Multi-agent code review system that shows its work - specialised AI agents analyse PRs, then deliberate to produce unified feedback.
Most AI code review tools are a single LLM call with 'review this PR' as the prompt. Results are generic and hard to trust because you can't see the reasoning. Arbiter splits review into specialised agents with focused mandates. They analyse independently, then deliberate to resolve conflicts and produce unified feedback.

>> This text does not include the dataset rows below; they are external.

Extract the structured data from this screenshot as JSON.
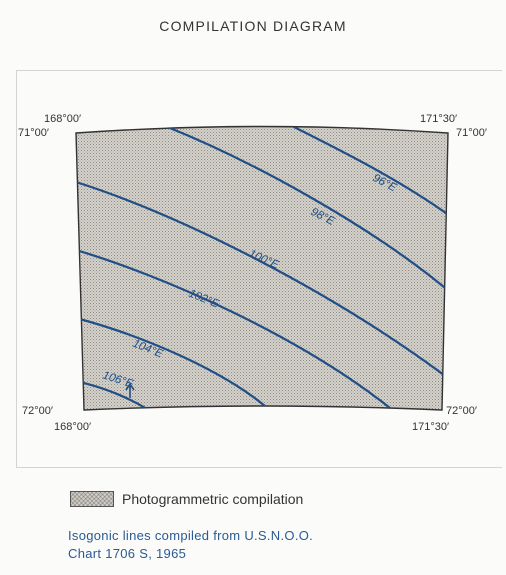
{
  "title": "COMPILATION DIAGRAM",
  "corners": {
    "top_left_lon": "168°00′",
    "top_left_lat": "71°00′",
    "top_right_lon": "171°30′",
    "top_right_lat": "71°00′",
    "bottom_left_lat": "72°00′",
    "bottom_left_lon": "168°00′",
    "bottom_right_lat": "72°00′",
    "bottom_right_lon": "171°30′"
  },
  "isogonic_lines": [
    {
      "label": "96°E"
    },
    {
      "label": "98°E"
    },
    {
      "label": "100°E"
    },
    {
      "label": "102°E"
    },
    {
      "label": "104°E"
    },
    {
      "label": "106°E"
    }
  ],
  "legend": {
    "label": "Photogrammetric compilation"
  },
  "note": {
    "line1": "Isogonic lines compiled from U.S.N.O.O.",
    "line2": "Chart 1706 S, 1965"
  },
  "colors": {
    "isogonic_line": "#1f4f86",
    "compilation_area": "#d2cec8"
  }
}
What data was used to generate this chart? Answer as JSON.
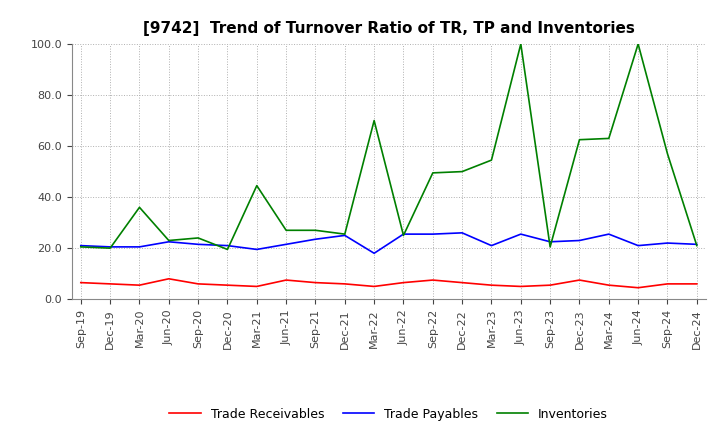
{
  "title": "[9742]  Trend of Turnover Ratio of TR, TP and Inventories",
  "ylim": [
    0.0,
    100.0
  ],
  "yticks": [
    0.0,
    20.0,
    40.0,
    60.0,
    80.0,
    100.0
  ],
  "x_labels": [
    "Sep-19",
    "Dec-19",
    "Mar-20",
    "Jun-20",
    "Sep-20",
    "Dec-20",
    "Mar-21",
    "Jun-21",
    "Sep-21",
    "Dec-21",
    "Mar-22",
    "Jun-22",
    "Sep-22",
    "Dec-22",
    "Mar-23",
    "Jun-23",
    "Sep-23",
    "Dec-23",
    "Mar-24",
    "Jun-24",
    "Sep-24",
    "Dec-24"
  ],
  "trade_receivables": [
    6.5,
    6.0,
    5.5,
    8.0,
    6.0,
    5.5,
    5.0,
    7.5,
    6.5,
    6.0,
    5.0,
    6.5,
    7.5,
    6.5,
    5.5,
    5.0,
    5.5,
    7.5,
    5.5,
    4.5,
    6.0,
    6.0
  ],
  "trade_payables": [
    21.0,
    20.5,
    20.5,
    22.5,
    21.5,
    21.0,
    19.5,
    21.5,
    23.5,
    25.0,
    18.0,
    25.5,
    25.5,
    26.0,
    21.0,
    25.5,
    22.5,
    23.0,
    25.5,
    21.0,
    22.0,
    21.5
  ],
  "inventories": [
    20.5,
    20.0,
    36.0,
    23.0,
    24.0,
    19.5,
    44.5,
    27.0,
    27.0,
    25.5,
    70.0,
    25.0,
    49.5,
    50.0,
    54.5,
    100.0,
    20.5,
    62.5,
    63.0,
    100.0,
    57.0,
    21.0
  ],
  "tr_color": "#ff0000",
  "tp_color": "#0000ff",
  "inv_color": "#008000",
  "background_color": "#ffffff",
  "grid_color": "#b0b0b0",
  "title_fontsize": 11,
  "legend_fontsize": 9,
  "tick_fontsize": 8
}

The deliberation transcript is visible. You can see exactly how agents reasoned and where they agreed or disagreed. That transparency is the difference between a tool that generates suggestions and one you actually trust.
Before agents see the code, a static analysis pipeline runs: ruff for linting, mypy for type checking, bandit for security scanning, radon for complexity metrics. Results are injected into each agent's context, grounding LLM analysis in concrete findings rather than pure pattern matching. This catches obvious issues deterministically so agents can focus on higher-level concerns.
Three agents, each with a focused mandate: Security (vulnerabilities, injection risks, auth issues, secret exposure), Style (consistency, naming, readability, project conventions), and Complexity (cyclomatic complexity, function length, abstraction depth, maintainability). Each gets the diff, static analysis results, and a specialised system prompt.
Independence matters: agents don't see each other's initial analysis. This prevents groupthink and produces genuinely different perspectives. LiteLLM provides model-agnostic LLM access, so swapping models doesn't require changing agent code.
After independent analysis, agents enter a deliberation round. Each sees the others' findings and can agree, disagree, or add context. The system synthesises deliberation into a unified review with consensus ratings.
Conflicts are surfaced explicitly: if Security flags something that Style thinks is fine, both perspectives are shown with reasoning. The full deliberation transcript is stored and browsable. You see why a recommendation was made, not just what it recommends. This is what makes it different from single-prompt review tools.
GitHub and GitLab webhook integration. Push a PR, review starts automatically. Results are posted as PR comments with a summary and per-file annotations. A React dashboard lets you explore reviews: filter by project, severity, agent, or time range.
Cost controls keep things practical: token budgets per review, and response caching for unchanged files between pushes to the same PR. Redis handles job queuing and caching, PostgreSQL stores reviews, deliberation transcripts, and cost tracking.
FastAPI webhook receiver queues reviews in Redis. A worker process runs the static analysis pre-pass (ruff, mypy, bandit, radon), then dispatches to three specialised LLM agents via LiteLLM. Agents analyse the diff independently, then enter a deliberation round where they see each other's findings. The deliberation and final review are stored in PostgreSQL. Results are posted back to GitHub/GitLab as PR comments and surfaced through a React dashboard.
Static analysis pre-pass (ruff, mypy, bandit, radon)
Specialised LLM agents for security, style, and complexity
Deliberation step shows how agents reached their conclusions
GitHub/GitLab webhook integration
React dashboard for review exploration
Cost controls with token budgets and caching
Running agents independently before deliberation was more important than I expected. Early versions had agents reviewing sequentially, and later agents just agreed with earlier ones. Independence produces genuinely different perspectives.
The static analysis pre-pass grounds LLM analysis in concrete findings. Without it, agents would sometimes hallucinate issues that a linter could have definitively confirmed or denied.
Token budgets per review turned out to be essential. Without them, a large PR could burn through a day's API budget in a single review. Caching unchanged files between pushes to the same PR cut costs significantly.
Showing the deliberation transcript is the feature that builds trust. When you can see that Security flagged an issue and Style agreed but Complexity pushed back, the final recommendation feels reasoned rather than opaque.